Identify When Model Needs Refresh
In this mock interview, Angie asks Raj (MLE @ Snapchat), “How can we tell if a model needs to be refreshed?” Below is a supplemental written solution that shows how to approach the question and follow-up questions.
Answer
Typically, a model will need to be refreshed when there is a degradation in the algorithm's performance. So generally you will benchmark the performance on some sort of training set and perhaps at some point you see that the performance of your data and production is not matching up to the performance on the training set. Some of the ways that you can tell is by using some of the metrics that you chose for your initial problem. For example, a precision metric, recall metric, the loss, or the accuracy. This assumes you have a ground truth label for the data incoming and production. It isn't always that straightforward because you don't always have that source of ground truth in production. Alternative strategies can include monitoring data distributions of the input features for your model, as well as prediction distributions and confidence scores from the algorithm itself. It really depends kind of on your use case and there's no single best way to do it. However, there are definitely different ways of helping solve that.”

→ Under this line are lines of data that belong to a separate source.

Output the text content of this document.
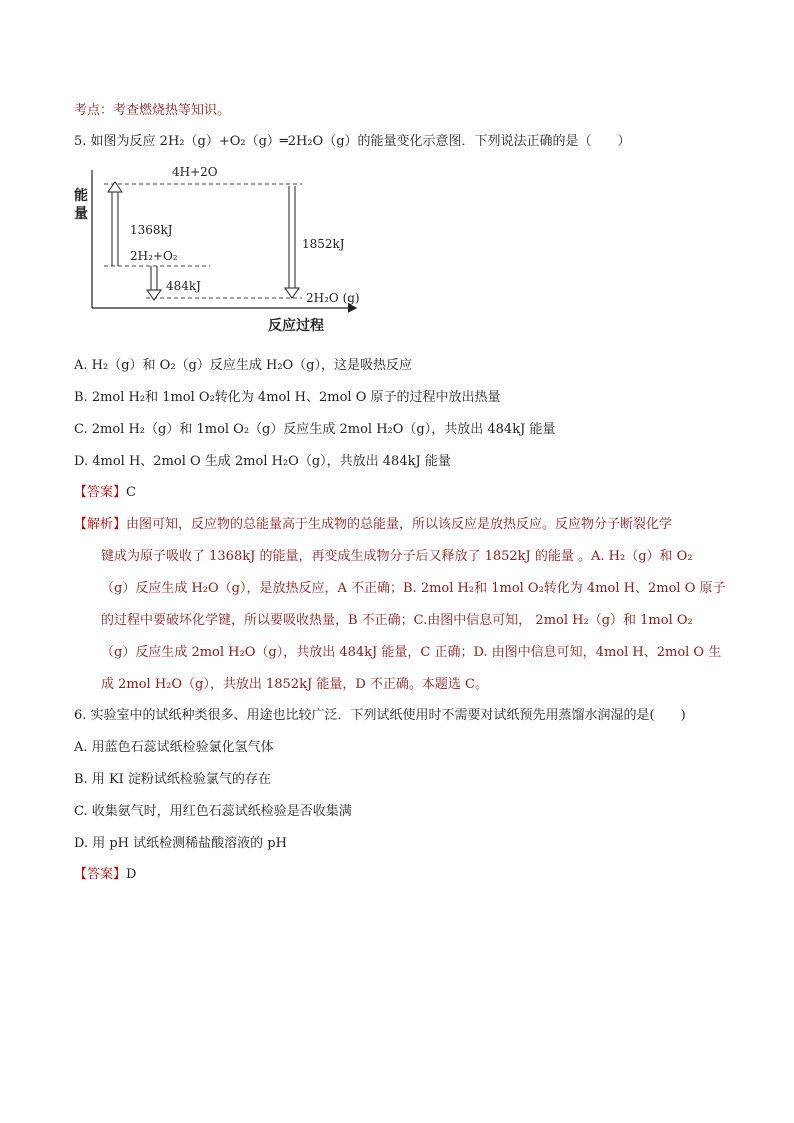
考点：考查燃烧热等知识。
5. 如图为反应 2H₂（g）+O₂（g）═2H₂O（g）的能量变化示意图．下列说法正确的是（　　）
能
量
反应过程
4H+2O
2H₂+O₂
2H₂O (g)
1368kJ
484kJ
1852kJ
A. H₂（g）和 O₂（g）反应生成 H₂O（g），这是吸热反应
B. 2mol H₂和 1mol O₂转化为 4mol H、2mol O 原子的过程中放出热量
C. 2mol H₂（g）和 1mol O₂（g）反应生成 2mol H₂O（g），共放出 484kJ 能量
D. 4mol H、2mol O 生成 2mol H₂O（g），共放出 484kJ 能量
【答案】C
【解析】由图可知，反应物的总能量高于生成物的总能量，所以该反应是放热反应。反应物分子断裂化学
键成为原子吸收了 1368kJ 的能量，再变成生成物分子后又释放了 1852kJ 的能量 。A. H₂（g）和 O₂
（g）反应生成 H₂O（g），是放热反应，A 不正确；B. 2mol H₂和 1mol O₂转化为 4mol H、2mol O 原子
的过程中要破坏化学键，所以要吸收热量，B 不正确；C.由图中信息可知， 2mol H₂（g）和 1mol O₂
（g）反应生成 2mol H₂O（g），共放出 484kJ 能量，C 正确；D. 由图中信息可知，4mol H、2mol O 生
成 2mol H₂O（g），共放出 1852kJ 能量，D 不正确。本题选 C。
6. 实验室中的试纸种类很多、用途也比较广泛．下列试纸使用时不需要对试纸预先用蒸馏水润湿的是(　　)
A. 用蓝色石蕊试纸检验氯化氢气体
B. 用 KI 淀粉试纸检验氯气的存在
C. 收集氨气时，用红色石蕊试纸检验是否收集满
D. 用 pH 试纸检测稀盐酸溶液的 pH
【答案】D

Let’s say your interviewer wants to continue the conversation through a follow-up question. For example, assume you’re asked, “Can you give me some reasons or some insights for why model performance might actually differ in production versus in development?”
A strong response would be, “There are many possible reasons why this could actually happen in production. I can give one example, which is something called concept drift, which is where the relationship between the input features and the actual outcome variable changes. Another way of thinking about it is that typically a supervised machine learning model is represented by the probability distribution of probability of Y given X. So concept drift is when this underlying distribution actually changes. All the assumptions when you train your model don't actually apply anymore. That can often be a common reason as to why performance isn't matching what you would expect.”
What makes this answer effective
This answer correctly identifies that models are typically updated when the performance degrades. It acknowledges that the metric chosen is dependent on the use case, and also demonstrates understanding that ground truth labels may not be present in production. It offers alternative strategies to understand degradation in model performance without ground truth labels.